The Respondent's Submissions
[40]The Respondent in their submissions resoundingly rejected all the criticisms of the Claimant with regard to the conduct of the Spectrum Award process and specifically submitted that the Claimant had failed to identify any issues of law on which they could be successful.
[41]Learned Counsel arguedthat the Respondents as the regulatory body for telecommunications industry within the Territory of the British Virgin Islands could not be faulted for requiring applicants in the Spectrum Award process to demonstrate regulatory compliance as criteria for entrance into the Spectrum Award.

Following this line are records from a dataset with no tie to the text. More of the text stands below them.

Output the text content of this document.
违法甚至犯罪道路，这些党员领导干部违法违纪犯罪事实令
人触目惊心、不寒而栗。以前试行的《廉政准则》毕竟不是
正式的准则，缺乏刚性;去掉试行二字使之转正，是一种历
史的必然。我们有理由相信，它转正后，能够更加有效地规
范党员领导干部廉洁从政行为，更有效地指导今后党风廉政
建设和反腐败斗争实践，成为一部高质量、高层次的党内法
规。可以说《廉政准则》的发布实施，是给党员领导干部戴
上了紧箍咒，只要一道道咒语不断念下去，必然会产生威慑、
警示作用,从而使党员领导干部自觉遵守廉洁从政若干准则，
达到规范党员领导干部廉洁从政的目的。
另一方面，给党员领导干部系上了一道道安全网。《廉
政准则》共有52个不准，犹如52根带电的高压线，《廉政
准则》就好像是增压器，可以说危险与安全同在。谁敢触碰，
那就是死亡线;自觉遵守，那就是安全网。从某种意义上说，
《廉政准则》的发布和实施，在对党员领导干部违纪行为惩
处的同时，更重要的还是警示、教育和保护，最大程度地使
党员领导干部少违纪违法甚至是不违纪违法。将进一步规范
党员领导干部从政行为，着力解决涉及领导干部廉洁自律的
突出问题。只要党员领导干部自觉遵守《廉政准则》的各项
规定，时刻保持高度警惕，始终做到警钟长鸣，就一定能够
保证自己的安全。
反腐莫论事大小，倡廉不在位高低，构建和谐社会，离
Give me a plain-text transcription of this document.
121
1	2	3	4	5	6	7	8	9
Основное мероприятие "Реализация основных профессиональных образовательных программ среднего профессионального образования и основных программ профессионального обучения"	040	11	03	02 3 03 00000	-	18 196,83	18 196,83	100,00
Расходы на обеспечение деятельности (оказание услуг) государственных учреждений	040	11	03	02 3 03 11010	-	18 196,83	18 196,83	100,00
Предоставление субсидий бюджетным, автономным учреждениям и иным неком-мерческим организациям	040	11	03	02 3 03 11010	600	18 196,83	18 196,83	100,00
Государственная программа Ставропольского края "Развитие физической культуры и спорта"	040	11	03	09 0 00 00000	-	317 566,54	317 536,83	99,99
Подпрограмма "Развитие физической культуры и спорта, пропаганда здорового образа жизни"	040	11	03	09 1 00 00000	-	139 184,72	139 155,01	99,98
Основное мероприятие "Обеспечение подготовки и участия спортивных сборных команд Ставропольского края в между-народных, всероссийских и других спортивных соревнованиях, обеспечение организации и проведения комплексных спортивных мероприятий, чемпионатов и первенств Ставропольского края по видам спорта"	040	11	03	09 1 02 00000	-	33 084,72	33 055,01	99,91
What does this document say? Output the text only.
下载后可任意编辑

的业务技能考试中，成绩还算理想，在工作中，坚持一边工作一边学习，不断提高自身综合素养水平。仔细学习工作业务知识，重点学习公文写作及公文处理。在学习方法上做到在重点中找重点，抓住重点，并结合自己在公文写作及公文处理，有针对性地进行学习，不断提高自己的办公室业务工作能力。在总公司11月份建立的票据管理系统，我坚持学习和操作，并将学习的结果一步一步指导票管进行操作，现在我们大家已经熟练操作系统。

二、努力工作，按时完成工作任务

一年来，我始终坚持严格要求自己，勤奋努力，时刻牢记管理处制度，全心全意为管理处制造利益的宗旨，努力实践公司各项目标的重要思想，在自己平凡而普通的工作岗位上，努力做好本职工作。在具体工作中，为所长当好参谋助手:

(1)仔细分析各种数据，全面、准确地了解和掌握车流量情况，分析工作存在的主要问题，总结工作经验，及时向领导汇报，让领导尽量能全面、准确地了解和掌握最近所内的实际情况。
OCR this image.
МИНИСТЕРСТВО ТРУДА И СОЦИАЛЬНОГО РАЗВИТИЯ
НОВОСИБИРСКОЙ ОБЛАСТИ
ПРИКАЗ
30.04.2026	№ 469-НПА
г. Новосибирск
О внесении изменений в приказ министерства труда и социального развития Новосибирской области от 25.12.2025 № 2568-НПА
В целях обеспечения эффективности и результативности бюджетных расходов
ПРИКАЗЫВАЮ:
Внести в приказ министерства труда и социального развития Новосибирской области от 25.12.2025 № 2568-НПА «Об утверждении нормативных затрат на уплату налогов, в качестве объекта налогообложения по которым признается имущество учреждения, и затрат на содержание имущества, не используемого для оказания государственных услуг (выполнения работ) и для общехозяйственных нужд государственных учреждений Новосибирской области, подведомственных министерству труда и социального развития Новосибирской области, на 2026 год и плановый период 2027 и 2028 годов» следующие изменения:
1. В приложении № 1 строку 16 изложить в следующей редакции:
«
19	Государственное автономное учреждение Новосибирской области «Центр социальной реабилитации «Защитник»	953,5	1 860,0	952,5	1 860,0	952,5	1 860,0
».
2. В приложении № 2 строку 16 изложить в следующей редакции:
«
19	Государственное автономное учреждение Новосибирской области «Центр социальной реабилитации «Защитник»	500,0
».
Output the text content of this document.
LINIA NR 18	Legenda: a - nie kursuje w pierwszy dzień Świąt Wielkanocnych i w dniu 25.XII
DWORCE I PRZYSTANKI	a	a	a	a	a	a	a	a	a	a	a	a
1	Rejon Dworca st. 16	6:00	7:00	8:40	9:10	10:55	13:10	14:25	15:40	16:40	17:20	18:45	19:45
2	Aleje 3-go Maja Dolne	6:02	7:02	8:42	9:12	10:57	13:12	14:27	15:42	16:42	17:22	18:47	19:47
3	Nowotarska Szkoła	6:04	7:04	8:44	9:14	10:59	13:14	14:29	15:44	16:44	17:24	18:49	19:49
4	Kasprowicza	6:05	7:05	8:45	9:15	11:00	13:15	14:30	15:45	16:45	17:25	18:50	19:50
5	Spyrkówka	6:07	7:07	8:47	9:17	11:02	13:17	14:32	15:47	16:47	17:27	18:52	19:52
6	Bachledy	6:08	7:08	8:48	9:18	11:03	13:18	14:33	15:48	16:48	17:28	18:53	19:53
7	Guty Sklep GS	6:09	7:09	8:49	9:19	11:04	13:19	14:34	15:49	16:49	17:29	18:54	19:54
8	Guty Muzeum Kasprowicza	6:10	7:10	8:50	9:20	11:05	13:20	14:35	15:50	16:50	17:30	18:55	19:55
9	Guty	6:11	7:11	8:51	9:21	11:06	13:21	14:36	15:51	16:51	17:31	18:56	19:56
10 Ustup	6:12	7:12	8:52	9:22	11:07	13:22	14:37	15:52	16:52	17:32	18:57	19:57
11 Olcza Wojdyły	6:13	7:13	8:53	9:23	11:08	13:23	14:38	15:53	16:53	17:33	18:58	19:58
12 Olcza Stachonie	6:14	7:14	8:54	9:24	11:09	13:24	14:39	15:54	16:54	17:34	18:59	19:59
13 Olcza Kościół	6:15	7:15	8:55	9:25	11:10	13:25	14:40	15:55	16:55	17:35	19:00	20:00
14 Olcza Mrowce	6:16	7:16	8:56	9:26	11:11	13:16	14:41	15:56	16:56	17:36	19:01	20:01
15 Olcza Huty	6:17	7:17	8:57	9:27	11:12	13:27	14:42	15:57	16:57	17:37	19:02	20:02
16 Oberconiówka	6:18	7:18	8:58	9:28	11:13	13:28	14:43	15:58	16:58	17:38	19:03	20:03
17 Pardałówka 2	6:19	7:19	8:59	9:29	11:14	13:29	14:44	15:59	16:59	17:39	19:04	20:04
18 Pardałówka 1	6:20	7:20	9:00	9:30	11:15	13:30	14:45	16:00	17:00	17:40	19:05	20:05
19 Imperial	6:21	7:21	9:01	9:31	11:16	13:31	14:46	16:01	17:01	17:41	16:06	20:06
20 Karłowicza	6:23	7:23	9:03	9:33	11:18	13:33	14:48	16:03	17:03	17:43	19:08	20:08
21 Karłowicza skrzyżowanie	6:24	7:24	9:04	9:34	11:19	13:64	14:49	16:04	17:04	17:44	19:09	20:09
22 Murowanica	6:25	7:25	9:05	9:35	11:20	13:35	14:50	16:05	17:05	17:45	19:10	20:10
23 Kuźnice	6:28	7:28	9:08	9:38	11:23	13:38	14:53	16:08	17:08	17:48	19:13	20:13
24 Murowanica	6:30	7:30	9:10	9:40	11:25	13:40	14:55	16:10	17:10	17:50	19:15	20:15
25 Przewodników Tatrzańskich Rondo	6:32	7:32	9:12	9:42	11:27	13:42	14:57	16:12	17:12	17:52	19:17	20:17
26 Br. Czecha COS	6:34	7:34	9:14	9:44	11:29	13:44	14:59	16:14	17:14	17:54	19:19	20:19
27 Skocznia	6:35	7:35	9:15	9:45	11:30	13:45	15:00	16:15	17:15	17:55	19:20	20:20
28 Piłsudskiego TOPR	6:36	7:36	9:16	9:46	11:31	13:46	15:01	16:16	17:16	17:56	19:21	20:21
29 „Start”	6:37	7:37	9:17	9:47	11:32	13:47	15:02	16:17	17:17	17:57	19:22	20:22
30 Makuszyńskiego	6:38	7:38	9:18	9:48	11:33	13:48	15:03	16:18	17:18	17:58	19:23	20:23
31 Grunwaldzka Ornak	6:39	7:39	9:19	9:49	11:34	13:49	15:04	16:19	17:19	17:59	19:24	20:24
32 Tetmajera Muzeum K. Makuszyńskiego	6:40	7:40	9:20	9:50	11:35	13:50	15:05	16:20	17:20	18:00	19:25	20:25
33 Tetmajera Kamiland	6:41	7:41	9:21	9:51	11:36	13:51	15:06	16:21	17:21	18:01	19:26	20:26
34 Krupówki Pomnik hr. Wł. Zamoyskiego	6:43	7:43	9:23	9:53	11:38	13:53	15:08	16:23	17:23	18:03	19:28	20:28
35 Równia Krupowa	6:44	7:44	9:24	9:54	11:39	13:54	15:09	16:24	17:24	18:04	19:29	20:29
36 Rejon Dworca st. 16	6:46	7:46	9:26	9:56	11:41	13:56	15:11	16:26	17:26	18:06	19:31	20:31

[42]The Respondent submitted that the Claimant's challenge to the Directive is ten months too late and in any event it is misplaced. The Claimant's complaint, the Respondent argued, has not changed since 2011, that is that it is not prepared to give up their spectrum as it would be damaging commercially.
[43]The Respondent stressed that despite all indications to the contrary the spectrum does not belong to any of the operators including LIME. lt in fact, belongs to the Territory of the British Virgin Islands and as such it should be deployed in a manner benefitting to the citizens of the British Virgin Islands. They reiterated that the Act mandated the Respondent to manage the spectrum for the purpose of effective usage and promotion of fair competition between operators.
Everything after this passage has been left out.